Viability of Sequence Labeling Encodings for Dependency Parsing
- Strzyz, Michalina María
- David Vilares Calvo Co-director
- Carlos Gómez Rodríguez Co-director
Defence university: Universidade da Coruña
Fecha de defensa: 20 December 2021
- Joakim Nivre Chair
- Miguel Á. Alonso Secretary
- Reut Tsarfaty Committee member
Type: Thesis
Abstract
This thesis presents new methods for recasting dependency parsing as a sequence labeling task yielding a viable alternative to the traditional transition- and graph-based approaches.
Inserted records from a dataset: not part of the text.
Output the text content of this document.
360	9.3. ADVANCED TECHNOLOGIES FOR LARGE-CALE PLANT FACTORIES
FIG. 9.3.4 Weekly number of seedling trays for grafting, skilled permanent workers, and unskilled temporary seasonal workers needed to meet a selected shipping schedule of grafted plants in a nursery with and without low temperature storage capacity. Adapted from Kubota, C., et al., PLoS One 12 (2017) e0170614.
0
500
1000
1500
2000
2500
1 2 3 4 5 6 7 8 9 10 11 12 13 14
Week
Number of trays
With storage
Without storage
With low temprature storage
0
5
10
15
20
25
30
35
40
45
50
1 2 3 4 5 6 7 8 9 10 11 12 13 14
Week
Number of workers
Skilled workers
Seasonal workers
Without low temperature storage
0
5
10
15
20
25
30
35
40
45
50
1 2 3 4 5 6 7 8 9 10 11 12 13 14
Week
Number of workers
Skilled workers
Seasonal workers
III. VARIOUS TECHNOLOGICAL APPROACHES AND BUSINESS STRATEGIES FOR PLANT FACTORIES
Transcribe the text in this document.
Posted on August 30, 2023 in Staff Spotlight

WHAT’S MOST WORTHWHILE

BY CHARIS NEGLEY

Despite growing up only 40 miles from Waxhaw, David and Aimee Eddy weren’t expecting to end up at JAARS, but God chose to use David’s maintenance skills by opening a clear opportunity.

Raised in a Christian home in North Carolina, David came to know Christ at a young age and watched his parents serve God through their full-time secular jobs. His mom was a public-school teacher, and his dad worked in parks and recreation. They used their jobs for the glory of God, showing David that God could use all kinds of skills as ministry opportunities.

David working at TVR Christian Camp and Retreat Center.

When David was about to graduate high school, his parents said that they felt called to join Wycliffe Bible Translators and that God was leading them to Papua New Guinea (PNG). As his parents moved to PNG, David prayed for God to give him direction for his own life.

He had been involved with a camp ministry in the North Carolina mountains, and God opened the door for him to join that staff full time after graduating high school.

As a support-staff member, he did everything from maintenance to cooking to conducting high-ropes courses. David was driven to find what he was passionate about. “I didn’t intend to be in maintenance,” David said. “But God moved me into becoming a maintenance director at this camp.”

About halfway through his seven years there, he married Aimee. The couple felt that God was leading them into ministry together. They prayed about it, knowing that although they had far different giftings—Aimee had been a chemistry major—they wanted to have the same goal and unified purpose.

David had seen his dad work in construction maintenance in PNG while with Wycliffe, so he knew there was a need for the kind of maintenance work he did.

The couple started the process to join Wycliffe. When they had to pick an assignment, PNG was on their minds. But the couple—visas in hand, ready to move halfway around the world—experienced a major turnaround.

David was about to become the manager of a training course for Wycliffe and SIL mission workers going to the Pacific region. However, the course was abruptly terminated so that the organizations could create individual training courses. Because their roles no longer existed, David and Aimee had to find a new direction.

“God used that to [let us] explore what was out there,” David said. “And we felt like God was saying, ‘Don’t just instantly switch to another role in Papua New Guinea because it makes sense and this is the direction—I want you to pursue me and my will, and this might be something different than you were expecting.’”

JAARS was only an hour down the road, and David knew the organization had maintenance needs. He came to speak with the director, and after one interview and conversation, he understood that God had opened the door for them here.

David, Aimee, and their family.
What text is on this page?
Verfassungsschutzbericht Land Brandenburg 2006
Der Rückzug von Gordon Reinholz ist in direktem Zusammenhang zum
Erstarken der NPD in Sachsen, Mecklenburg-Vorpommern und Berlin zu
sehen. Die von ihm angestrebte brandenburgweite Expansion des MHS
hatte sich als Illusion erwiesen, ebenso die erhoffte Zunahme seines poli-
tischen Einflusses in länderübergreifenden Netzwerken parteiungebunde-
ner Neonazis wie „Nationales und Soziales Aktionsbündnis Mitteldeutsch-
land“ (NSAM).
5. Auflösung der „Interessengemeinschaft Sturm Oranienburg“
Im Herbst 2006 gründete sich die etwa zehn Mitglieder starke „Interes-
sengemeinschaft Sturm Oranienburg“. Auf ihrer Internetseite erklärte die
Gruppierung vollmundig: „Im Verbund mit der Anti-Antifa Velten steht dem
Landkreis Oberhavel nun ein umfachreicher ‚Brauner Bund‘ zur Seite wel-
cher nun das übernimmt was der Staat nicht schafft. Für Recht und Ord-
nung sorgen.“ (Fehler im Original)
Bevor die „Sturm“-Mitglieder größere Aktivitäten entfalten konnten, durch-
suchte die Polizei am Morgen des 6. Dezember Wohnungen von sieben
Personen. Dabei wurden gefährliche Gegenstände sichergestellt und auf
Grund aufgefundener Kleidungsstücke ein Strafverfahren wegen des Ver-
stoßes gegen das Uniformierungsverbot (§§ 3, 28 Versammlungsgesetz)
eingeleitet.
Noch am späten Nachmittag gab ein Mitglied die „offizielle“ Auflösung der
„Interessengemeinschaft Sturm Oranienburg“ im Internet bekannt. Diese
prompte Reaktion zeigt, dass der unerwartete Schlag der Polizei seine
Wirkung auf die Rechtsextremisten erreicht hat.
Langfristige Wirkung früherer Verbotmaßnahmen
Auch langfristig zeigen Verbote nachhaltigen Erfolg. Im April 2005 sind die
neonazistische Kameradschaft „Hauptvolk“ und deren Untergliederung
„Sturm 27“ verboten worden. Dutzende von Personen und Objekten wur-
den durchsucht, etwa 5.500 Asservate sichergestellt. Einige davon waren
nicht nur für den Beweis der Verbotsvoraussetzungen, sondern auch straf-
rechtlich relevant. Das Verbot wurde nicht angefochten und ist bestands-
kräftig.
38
It is shown that sequence labeling parsers provide several advantages for dependency parsing, such as: (i) a good trade-off between accuracy and parsing speed, (ii) genericity which enables running a parser in generic sequence labeling software and (iii) pluggability which allows using full parse trees as features to downstream tasks. The backbone of dependency parsing as sequence labeling are the encodings which serve as linearization methods for mapping dependency trees into discrete labels, such that each token in a sentence is associated with a label. We introduce three encoding families comprising: (i) head selection, (ii) bracketing-based and (iii) transition-based encodings which are differentiated by the way they represent a dependency tree as a sequence of labels. We empirically examine the viability of the encodings and provide an analysis of their facets. Furthermore, we explore the feasibility of leveraging external complementary data in order to enhance parsing performance. Our sequence labeling parser is endowed with two kinds of representations. First, we exploit the complementary nature of dependency and constituency parsing paradigms and enrich the parser with representations from both syntactic abstractions. Secondly, we use human language processing data to guide our parser with representations from eye movements. Overall, the results show that recasting dependency parsing as sequence labeling is a viable approach that is fast and accurate and provides a practical alternative for integrating syntax in NLP tasks.